Simple Daily Practices That Make a Difference

Breathwork: Slowing the breath, even for a few minutes, activates the parasympathetic nervous system. This is your “rest and digest” mode.
Movement: Walking, yoga, or stretching regulate cortisol and improve circulation. High-intensity exercise can be beneficial but should be balanced with restorative activities.
Connection: Eating dinner together, calling a friend, or even taking ten minutes with a book gives the brain a sense of safety and belonging.
Sleep hygiene: Stress is magnified by poor sleep. Prioritising a wind-down routine without screens supports both stress resilience and immune health.
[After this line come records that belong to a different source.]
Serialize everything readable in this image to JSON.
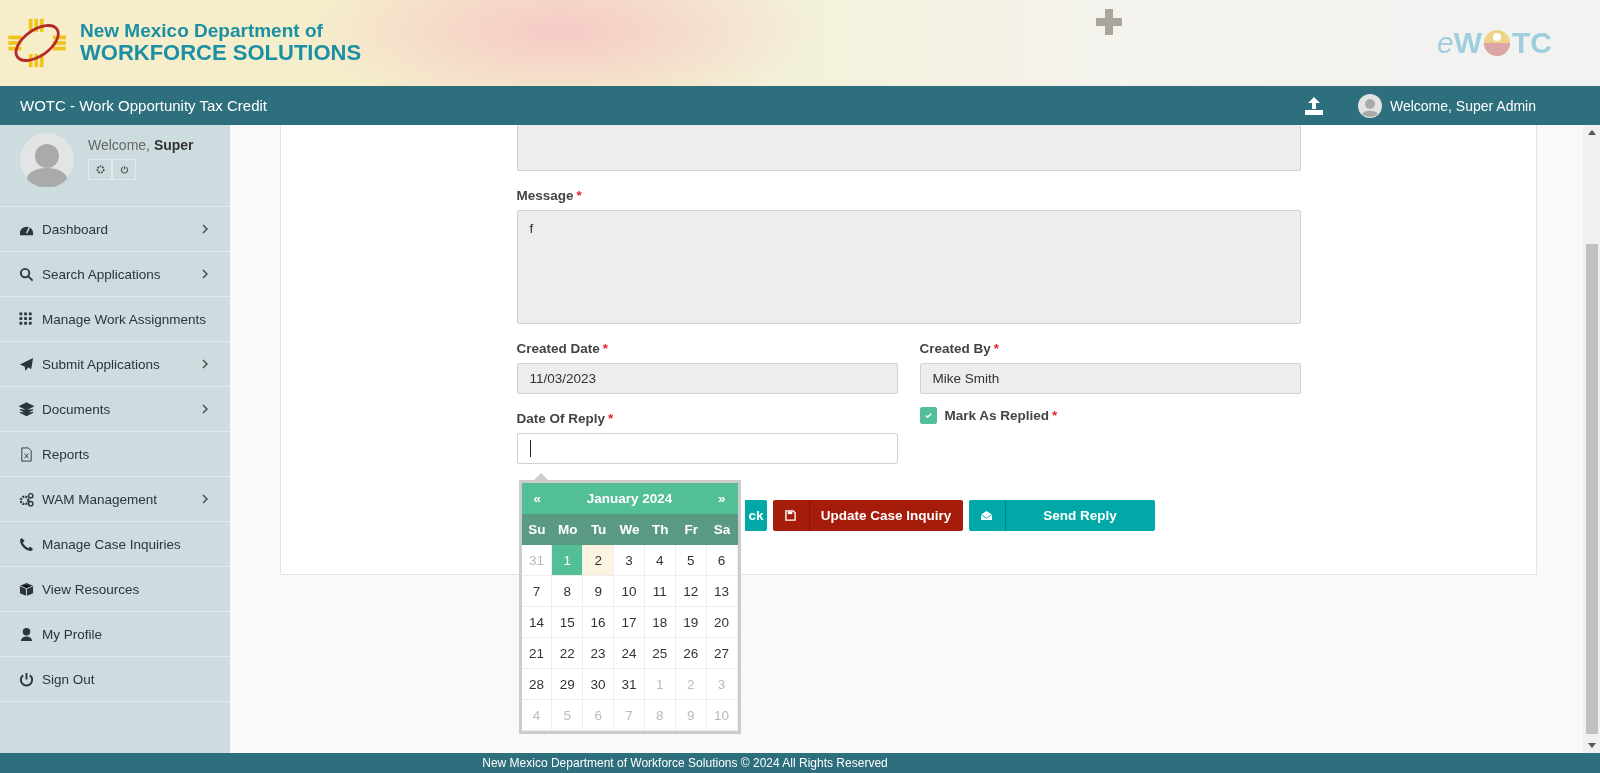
{
  "header": {
    "org_line1": "New Mexico Department of",
    "org_line2": "WORKFORCE SOLUTIONS",
    "app_logo": [
      "e",
      "W",
      "TC"
    ]
  },
  "navbar": {
    "title": "WOTC - Work Opportunity Tax Credit",
    "user": "Welcome, Super Admin"
  },
  "sidebar": {
    "welcome": "Welcome,",
    "user": "Super",
    "items": [
      {
        "label": "Dashboard",
        "kind": "dashboard",
        "expandable": true
      },
      {
        "label": "Search Applications",
        "kind": "search",
        "expandable": true
      },
      {
        "label": "Manage Work Assignments",
        "kind": "assignments",
        "expandable": false
      },
      {
        "label": "Submit Applications",
        "kind": "submit",
        "expandable": true
      },
      {
        "label": "Documents",
        "kind": "documents",
        "expandable": true
      },
      {
        "label": "Reports",
        "kind": "reports",
        "expandable": false
      },
      {
        "label": "WAM Management",
        "kind": "management",
        "expandable": true
      },
      {
        "label": "Manage Case Inquiries",
        "kind": "inquiries",
        "expandable": false
      },
      {
        "label": "View Resources",
        "kind": "resources",
        "expandable": false
      },
      {
        "label": "My Profile",
        "kind": "profile",
        "expandable": false
      },
      {
        "label": "Sign Out",
        "kind": "signout",
        "expandable": false
      }
    ]
  },
  "form": {
    "message": {
      "label": "Message",
      "required_mark": "*",
      "value": "f"
    },
    "created_date": {
      "label": "Created Date",
      "required_mark": "*",
      "value": "11/03/2023"
    },
    "created_by": {
      "label": "Created By",
      "required_mark": "*",
      "value": "Mike Smith"
    },
    "date_of_reply": {
      "label": "Date Of Reply",
      "required_mark": "*",
      "focused": true
    },
    "mark_as_replied": {
      "label": "Mark As Replied",
      "required_mark": "*",
      "checked": true
    }
  },
  "buttons": [
    {
      "label": "ck",
      "kind": "back"
    },
    {
      "label": "Update Case Inquiry",
      "kind": "update"
    },
    {
      "label": "Send Reply",
      "kind": "send"
    }
  ],
  "datepicker": {
    "prev": "«",
    "title": "January 2024",
    "next": "»",
    "weekdays": [
      "Su",
      "Mo",
      "Tu",
      "We",
      "Th",
      "Fr",
      "Sa"
    ],
    "weeks": [
      [
        {
          "day": "31",
          "other_month": true,
          "selected": false,
          "today": false
        },
        {
          "day": "1",
          "other_month": false,
          "selected": true,
          "today": false
        },
        {
          "day": "2",
          "other_month": false,
          "selected": false,
          "today": true
        },
        {
          "day": "3",
          "other_month": false,
          "selected": false,
          "today": false
        },
        {
          "day": "4",
          "other_month": false,
          "selected": false,
          "today": false
        },
        {
          "day": "5",
          "other_month": false,
          "selected": false,
          "today": false
        },
        {
          "day": "6",
          "other_month": false,
          "selected": false,
          "today": false
        }
      ],
      [
        {
          "day": "7",
          "other_month": false,
          "selected": false,
          "today": false
        },
        {
          "day": "8",
          "other_month": false,
          "selected": false,
          "today": false
        },
        {
          "day": "9",
          "other_month": false,
          "selected": false,
          "today": false
        },
        {
          "day": "10",
          "other_month": false,
          "selected": false,
          "today": false
        },
        {
          "day": "11",
          "other_month": false,
          "selected": false,
          "today": false
        },
        {
          "day": "12",
          "other_month": false,
          "selected": false,
          "today": false
        },
        {
          "day": "13",
          "other_month": false,
          "selected": false,
          "today": false
        }
      ],
      [
        {
          "day": "14",
          "other_month": false,
          "selected": false,
          "today": false
        },
        {
          "day": "15",
          "other_month": false,
          "selected": false,
          "today": false
        },
        {
          "day": "16",
          "other_month": false,
          "selected": false,
          "today": false
        },
        {
          "day": "17",
          "other_month": false,
          "selected": false,
          "today": false
        },
        {
          "day": "18",
          "other_month": false,
          "selected": false,
          "today": false
        },
        {
          "day": "19",
          "other_month": false,
          "selected": false,
          "today": false
        },
        {
          "day": "20",
          "other_month": false,
          "selected": false,
          "today": false
        }
      ],
      [
        {
          "day": "21",
          "other_month": false,
          "selected": false,
          "today": false
        },
        {
          "day": "22",
          "other_month": false,
          "selected": false,
          "today": false
        },
        {
          "day": "23",
          "other_month": false,
          "selected": false,
          "today": false
        },
        {
          "day": "24",
          "other_month": false,
          "selected": false,
          "today": false
        },
        {
          "day": "25",
          "other_month": false,
          "selected": false,
          "today": false
        },
        {
          "day": "26",
          "other_month": false,
          "selected": false,
          "today": false
        },
        {
          "day": "27",
          "other_month": false,
          "selected": false,
          "today": false
        }
      ],
      [
        {
          "day": "28",
          "other_month": false,
          "selected": false,
          "today": false
        },
        {
          "day": "29",
          "other_month": false,
          "selected": false,
          "today": false
        },
        {
          "day": "30",
          "other_month": false,
          "selected": false,
          "today": false
        },
        {
          "day": "31",
          "other_month": false,
          "selected": false,
          "today": false
        },
        {
          "day": "1",
          "other_month": true,
          "selected": false,
          "today": false
        },
        {
          "day": "2",
          "other_month": true,
          "selected": false,
          "today": false
        },
        {
          "day": "3",
          "other_month": true,
          "selected": false,
          "today": false
        }
      ],
      [
        {
          "day": "4",
          "other_month": true,
          "selected": false,
          "today": false
        },
        {
          "day": "5",
          "other_month": true,
          "selected": false,
          "today": false
        },
        {
          "day": "6",
          "other_month": true,
          "selected": false,
          "today": false
        },
        {
          "day": "7",
          "other_month": true,
          "selected": false,
          "today": false
        },
        {
          "day": "8",
          "other_month": true,
          "selected": false,
          "today": false
        },
        {
          "day": "9",
          "other_month": true,
          "selected": false,
          "today": false
        },
        {
          "day": "10",
          "other_month": true,
          "selected": false,
          "today": false
        }
      ]
    ]
  },
  "footer": "New Mexico Department of Workforce Solutions © 2024 All Rights Reserved"
}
Supporting Stress Nutritionally

Certain nutrients play a key role in helping your body handle stress:
Magnesium: Found in leafy greens, nuts, seeds, and dark chocolate, it calms the nervous system.
B vitamins: Present in whole grains, eggs, and legumes, they support energy production and stress resilience.
Omega-3 fats: Oily fish, walnuts, and flaxseeds reduce inflammation and support mood.
Stress management is not about erasing challenges. It is about equipping yourself with tools and nourishment that allow you to navigate them with steadiness.